Aidan Walsh has secured Ireland’s first Olympic medal in boxing since the London Olympics in 2012.
The Belfast welterweight comfortably outpointed Merven Clair from Mauritius in their quarter-final bout at the Kokugikan Areana in Tokyo.
He now meets the number one seed Pat McCormack from Britain in the semi-final on Sunday where he will have a chance to upgrade to silver.
As he did in his last 16 contest, Walsh stood off his opponent and caught him on the counter punch when he ventured forward. It was a tactical battle in the opening two rounds but Walsh’s accurate jab was finding the target whereas Clair cut a frustrated figure.
Walsh won the first round on all five judges' cards which was crucial to his game plan as it forced his opponent to come forward more frequently. Clair did have some success in round two and two of the judges give him the stanza.
But as long as he stayed upright Walsh was heading to the podium, though there was a moment of concern early in the third round when the referee warned Walsh to stand and fight. But the Belfast fighter comfortably saw out the bout to go through to the semi-final on a 4-1 majority decision - 30-27, 30-27, 30-27, 29-28, 28-29.

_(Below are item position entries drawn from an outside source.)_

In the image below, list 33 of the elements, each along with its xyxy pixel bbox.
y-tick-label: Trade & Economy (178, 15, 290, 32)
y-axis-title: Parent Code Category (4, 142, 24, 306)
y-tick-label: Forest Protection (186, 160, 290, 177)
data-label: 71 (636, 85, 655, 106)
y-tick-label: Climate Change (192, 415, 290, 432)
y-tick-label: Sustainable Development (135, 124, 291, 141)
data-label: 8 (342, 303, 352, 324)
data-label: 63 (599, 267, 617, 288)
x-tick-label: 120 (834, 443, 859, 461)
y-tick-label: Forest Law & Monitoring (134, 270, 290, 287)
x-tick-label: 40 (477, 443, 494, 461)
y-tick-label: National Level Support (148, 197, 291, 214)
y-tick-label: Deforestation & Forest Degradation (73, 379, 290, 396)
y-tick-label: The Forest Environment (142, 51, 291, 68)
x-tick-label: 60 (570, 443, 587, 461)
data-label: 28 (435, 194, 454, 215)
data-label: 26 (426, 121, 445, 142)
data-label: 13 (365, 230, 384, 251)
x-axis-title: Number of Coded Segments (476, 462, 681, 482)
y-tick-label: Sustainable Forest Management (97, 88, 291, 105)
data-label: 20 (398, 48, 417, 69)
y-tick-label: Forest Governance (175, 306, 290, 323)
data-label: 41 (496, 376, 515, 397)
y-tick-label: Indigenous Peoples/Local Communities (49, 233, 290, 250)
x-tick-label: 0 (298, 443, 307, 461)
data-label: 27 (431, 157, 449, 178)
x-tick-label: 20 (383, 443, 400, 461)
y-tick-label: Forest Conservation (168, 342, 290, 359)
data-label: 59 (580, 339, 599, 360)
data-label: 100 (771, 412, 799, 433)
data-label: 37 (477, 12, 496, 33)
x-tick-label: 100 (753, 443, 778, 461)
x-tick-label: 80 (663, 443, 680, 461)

He is the ninth fighter from Belfast to medal in the Olympics following in the footsteps of John McNally (1952), Freddie Gilroy and John Caldwell (1956), Jim McCourt (1964), Hugh Russell (1980), Wayne McCullagh (1992), Paddy Barnes (2008 and 2012) and Michael Conlan (2012).
“It’s incredible, it’s amazing, it’s something that I dreamed of since I was no age.
“The same as Paddy Barnes, Michael Conlan, Hugh Russell. I was talking to Hugh Russell before I came out here and it’s amazing now that I’m in the same situation that he was in. Obviously, I want to go further. It’s really, really good."
Reacting to the news that he was the ninth Belfast born fighter to win an Olympic medal he said.
“I’m getting shivers here just thinking about it.”
Walsh said he had full confidence in the tactics his coaches had devised from him.
“It’s the same again, what Zaur (Anita) and Dima (Dmitrij) tell me what to do. When I’m listening in the corner, they gave me the right tactics. It’s all about the right tactics and they always give me the right tactics.
“You just have to listen to them, and I’ve learned that over the years, to listen more and more and more and do what I’m told."
Walsh confirmed the referee had told him to fight in the final round.
“He told me to fight. I’ve been getting that my whole life, so I have, people saying ‘fight, fight, fight, hurry up and move’. I’ve always had that style of moving.
“I’m just now implementing more stuff while I’m moving that the coaches are showing me and I’m learning more and more styles and techniques and tactics while on the move whereas before I used to just move and not really do as much.
“Now I’m growing as a fighter, I’m not just going on the move, I’m going backwards and going forwards and it’s great.”
Even though he was in control of the fight he waited until the announcement before believing he was through to an Olympic semi-final.
“You don’t really know until your hand is raised after the final bell. When I got back to the corner I said to Zaur ‘Did I win?’. In that moment you’re just looking for confirmation from anybody, looking up to my sisters, the coaches Zaur and Dima, and you’re just looking for confirmation and then when your name gets called it’s an unbelievable feeling.”
Walsh again paid tribute to his sister Michaela for her support.
“Me and her are best friends. I would actually cut the medal in half and give her half of it, that’s how much she means. I’m disappointed for her that she didn’t come out here and create history together, that would have meant a lot to me. But it’s just boxing, and we’ll come again for the next Olympics and try and create more history."